# My biggest project so far



## 00nothing (Mar 26, 2004)

** copied from my rc thread**

I am nearing completion of my 125 gallon fowlr which has always been planned to be a growout tank for a pair of cat sharks and my intention has always been to immediatly start a pond once the sharks are aquired. Well me and the wife went out into the garage we are converting more into a games room and lounge today and came up with some firm ideas for what we both wanted and I decided to make a serious effort into my first sketchup.




























The pond will be built using 2x6 construction and rather than using a liner I will be running pondshield, the walls and floor of the pond will be insulated as well a large closed loop (think hot tub) will be ran through the walls to hide all plumbing. The filtration basin will be skimmer and reactor chamber that will then lead into the wet/dry chamber and finally to a mangrove marsh waterfall.

Feel free to share any thoughts or feelings and if theres any sketchup/3d artists who would be kind enough to do a frame rendering of this for me I would be in your debt as I would really love to have a set of plans to work from when i start this


----------



## Winkyee (Feb 17, 2003)

Looks good, 
Don't guys with large stuff like this commonly make them from concrete
It would seem like a good idea.


----------



## Grosse Gurke (Jan 3, 2003)

This is exactly what I was thinking about doing in my garage...but freshwater. I might just steal some aspects of your design if you dont mind? I really like the corner overflow waterfall. I was going to put it on the end...but a corner is much nicer.


----------



## 00nothing (Mar 26, 2004)

Winkyee said:


> I might just steal some aspects of your design if you dont mind? I really like the corner overflow waterfall.


Please do depending on how well this design and build comes out I may draft a complete set of materials lists so that i can share it with everyone


----------



## His Majesty (Apr 5, 2005)

definelty tagging along with this.

i wish i could get cracking on my pond aswell. except im strapped for cash

im building the outer wall with bricks. thats how my old one was. then having all the equipment in at one end plummed through.
im not gonna go with a waterfall but nice idea


----------



## 00nothing (Mar 26, 2004)

Trigger lover said:


> definelty tagging along with this.
> 
> i wish i could get cracking on my pond aswell. except im strapped for cash
> 
> ...


The waterfall actually comes out necessity I dont have anywhere to put the filtration other than right on the pond and when finshed i think it will both look good and actually be easier maintain due to the filtration being right there


----------



## His Majesty (Apr 5, 2005)

ahh thats pretty awesome then. how about heating?
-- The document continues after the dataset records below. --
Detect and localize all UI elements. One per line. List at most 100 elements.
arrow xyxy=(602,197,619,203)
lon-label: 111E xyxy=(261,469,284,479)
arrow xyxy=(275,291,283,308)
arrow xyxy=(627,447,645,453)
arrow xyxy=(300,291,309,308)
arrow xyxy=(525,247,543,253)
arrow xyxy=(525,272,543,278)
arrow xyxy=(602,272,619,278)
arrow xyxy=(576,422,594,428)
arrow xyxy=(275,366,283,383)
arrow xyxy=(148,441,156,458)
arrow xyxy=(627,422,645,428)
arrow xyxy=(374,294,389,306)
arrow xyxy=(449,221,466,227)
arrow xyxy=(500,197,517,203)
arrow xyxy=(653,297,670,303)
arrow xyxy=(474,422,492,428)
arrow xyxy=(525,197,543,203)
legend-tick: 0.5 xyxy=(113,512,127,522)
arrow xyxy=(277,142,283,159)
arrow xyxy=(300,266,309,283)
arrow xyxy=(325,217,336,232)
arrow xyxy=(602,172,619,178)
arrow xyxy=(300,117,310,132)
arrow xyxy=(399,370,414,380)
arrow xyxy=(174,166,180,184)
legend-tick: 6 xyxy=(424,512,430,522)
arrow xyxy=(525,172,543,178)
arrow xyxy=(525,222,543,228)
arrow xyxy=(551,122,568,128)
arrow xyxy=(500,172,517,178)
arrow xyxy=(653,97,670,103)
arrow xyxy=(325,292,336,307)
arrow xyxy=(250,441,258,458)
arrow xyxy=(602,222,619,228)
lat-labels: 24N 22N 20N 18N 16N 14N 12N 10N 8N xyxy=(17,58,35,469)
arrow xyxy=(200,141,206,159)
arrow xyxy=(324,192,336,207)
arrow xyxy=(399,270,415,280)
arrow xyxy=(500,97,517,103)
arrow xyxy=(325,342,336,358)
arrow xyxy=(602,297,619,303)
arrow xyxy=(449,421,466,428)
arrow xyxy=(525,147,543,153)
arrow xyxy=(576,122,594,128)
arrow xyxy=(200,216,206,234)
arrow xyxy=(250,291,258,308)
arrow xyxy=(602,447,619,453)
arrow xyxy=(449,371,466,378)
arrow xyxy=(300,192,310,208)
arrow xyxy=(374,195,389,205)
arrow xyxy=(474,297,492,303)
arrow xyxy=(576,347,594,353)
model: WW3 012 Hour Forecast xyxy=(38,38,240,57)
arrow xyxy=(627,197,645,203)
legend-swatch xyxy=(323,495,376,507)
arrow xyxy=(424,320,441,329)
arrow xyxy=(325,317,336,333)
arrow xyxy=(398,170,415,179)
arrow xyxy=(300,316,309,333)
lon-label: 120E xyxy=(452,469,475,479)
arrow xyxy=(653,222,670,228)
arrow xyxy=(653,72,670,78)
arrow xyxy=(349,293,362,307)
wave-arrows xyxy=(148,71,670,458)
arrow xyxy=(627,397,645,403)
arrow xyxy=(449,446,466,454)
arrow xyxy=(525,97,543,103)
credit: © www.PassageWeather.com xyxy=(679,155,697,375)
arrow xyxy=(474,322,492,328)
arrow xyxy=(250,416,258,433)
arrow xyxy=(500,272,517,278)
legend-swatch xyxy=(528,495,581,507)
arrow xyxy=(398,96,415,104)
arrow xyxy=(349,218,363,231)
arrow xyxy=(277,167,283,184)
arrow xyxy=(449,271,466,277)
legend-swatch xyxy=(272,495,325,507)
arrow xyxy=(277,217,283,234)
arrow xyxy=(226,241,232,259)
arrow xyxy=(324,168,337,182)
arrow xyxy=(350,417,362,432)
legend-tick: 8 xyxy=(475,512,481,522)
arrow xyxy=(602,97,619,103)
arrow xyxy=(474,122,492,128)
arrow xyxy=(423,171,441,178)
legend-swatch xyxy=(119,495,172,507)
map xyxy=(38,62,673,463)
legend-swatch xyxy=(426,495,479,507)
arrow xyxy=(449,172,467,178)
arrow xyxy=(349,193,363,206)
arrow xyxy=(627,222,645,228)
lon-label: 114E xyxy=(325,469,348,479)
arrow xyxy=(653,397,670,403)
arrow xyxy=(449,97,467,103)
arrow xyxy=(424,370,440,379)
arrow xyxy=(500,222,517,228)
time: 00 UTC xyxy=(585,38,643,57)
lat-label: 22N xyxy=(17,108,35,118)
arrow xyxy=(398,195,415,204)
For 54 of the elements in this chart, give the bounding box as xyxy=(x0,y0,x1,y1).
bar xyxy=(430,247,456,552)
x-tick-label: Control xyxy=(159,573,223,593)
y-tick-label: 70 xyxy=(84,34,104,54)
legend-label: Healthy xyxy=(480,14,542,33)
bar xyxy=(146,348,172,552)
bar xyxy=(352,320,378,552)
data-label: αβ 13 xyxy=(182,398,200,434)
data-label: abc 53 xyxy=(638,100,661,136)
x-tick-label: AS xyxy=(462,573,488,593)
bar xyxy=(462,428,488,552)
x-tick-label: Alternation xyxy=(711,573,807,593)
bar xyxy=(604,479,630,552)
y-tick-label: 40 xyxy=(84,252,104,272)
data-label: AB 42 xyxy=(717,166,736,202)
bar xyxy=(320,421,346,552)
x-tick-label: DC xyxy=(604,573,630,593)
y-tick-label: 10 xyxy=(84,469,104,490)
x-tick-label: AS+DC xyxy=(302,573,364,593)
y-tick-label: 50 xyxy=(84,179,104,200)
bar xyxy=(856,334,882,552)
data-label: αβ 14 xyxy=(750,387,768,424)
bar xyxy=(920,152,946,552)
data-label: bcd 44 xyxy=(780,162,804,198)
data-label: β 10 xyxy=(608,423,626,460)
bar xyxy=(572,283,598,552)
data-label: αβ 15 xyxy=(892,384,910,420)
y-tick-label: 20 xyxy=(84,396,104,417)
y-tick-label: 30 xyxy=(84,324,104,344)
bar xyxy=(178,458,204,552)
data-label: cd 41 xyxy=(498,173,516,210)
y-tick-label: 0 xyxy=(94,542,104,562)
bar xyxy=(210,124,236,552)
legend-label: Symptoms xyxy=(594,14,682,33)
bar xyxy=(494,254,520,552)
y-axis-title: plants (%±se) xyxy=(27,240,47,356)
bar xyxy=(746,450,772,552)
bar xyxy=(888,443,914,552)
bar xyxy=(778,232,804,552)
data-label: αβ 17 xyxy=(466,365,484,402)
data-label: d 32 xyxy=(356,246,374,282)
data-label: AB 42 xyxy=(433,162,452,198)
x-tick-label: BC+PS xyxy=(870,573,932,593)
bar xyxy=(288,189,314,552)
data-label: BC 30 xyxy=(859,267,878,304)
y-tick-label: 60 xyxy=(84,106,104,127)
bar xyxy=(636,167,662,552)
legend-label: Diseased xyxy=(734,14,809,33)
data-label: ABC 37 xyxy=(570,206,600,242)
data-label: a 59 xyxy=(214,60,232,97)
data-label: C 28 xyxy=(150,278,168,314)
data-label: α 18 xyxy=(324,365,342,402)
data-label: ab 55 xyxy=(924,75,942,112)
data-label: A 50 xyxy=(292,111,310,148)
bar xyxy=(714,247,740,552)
i though about using the same underfloor heating technology but having it in a layer between the outer wall and the pond lining.


----------



## 00nothing (Mar 26, 2004)

Trigger lover said:


> ahh thats pretty awesome then. how about heating?
> 
> i though about using the same underfloor heating technology but having it in a layer between the outer wall and the pond lining.


In floor was a thought but I am thinking a couple of large heaters in the sump (can i call it a sump lol) with a heat probe located in the DT will more than suffice and be a lot cheaper in the long run


----------



## His Majesty (Apr 5, 2005)

ahh that also makes sence.

i may also look into another alternative for heating. ill have to see though. but the in floor heating would give a good alround heat to the tank. it is more expensive but i feel it would be money spent well. im sure others may disagree.

i look forward to your progress. will be good to swap ideas and discuss different method in building the pond


----------



## THE BLACK PIRANHA (Dec 8, 2003)

I really like the design but if I were to do it I would ramp it up to say 500 to 700 gallons.


----------



## Ægir (Jan 21, 2006)

THE BLACK PIRANHA said:


> I really like the design but if I were to do it I would ramp it up to say 500 to 700 gallons.


Yeah man, go as big as you can! the cost wouldnt be much different really to extend the legnth or width...


----------



## 00nothing (Mar 26, 2004)

TRUST ME if i could go 20 ft long i would but 84x56 is all the footprint i get i may consider deeper but thats it for footprint i am considering 2x4 rather than 2x6 but my concern is drilling the 2x4's for 1 inch plumbing will make them to weak

If I go to 2x4 i go from approximately 330 gallons to 410 gallons or 44 cu ft to 54 cu ft


----------



## redbellyman21 (Jun 27, 2004)

the corner overlfow/sump waterfall refugium mangrove idea sounds hot to me! I love the idea of it... I would stick with the heaters in the sump as planned oonothing, and def make it deeper if you cant make it longer. Like skunk bud said it wont cost much more now, and youll have more gallons and more stability... obviously go as big as you can... but I really like these plans so far!


----------



## philbert (Mar 8, 2007)

looks sweet cant wait to follow along


----------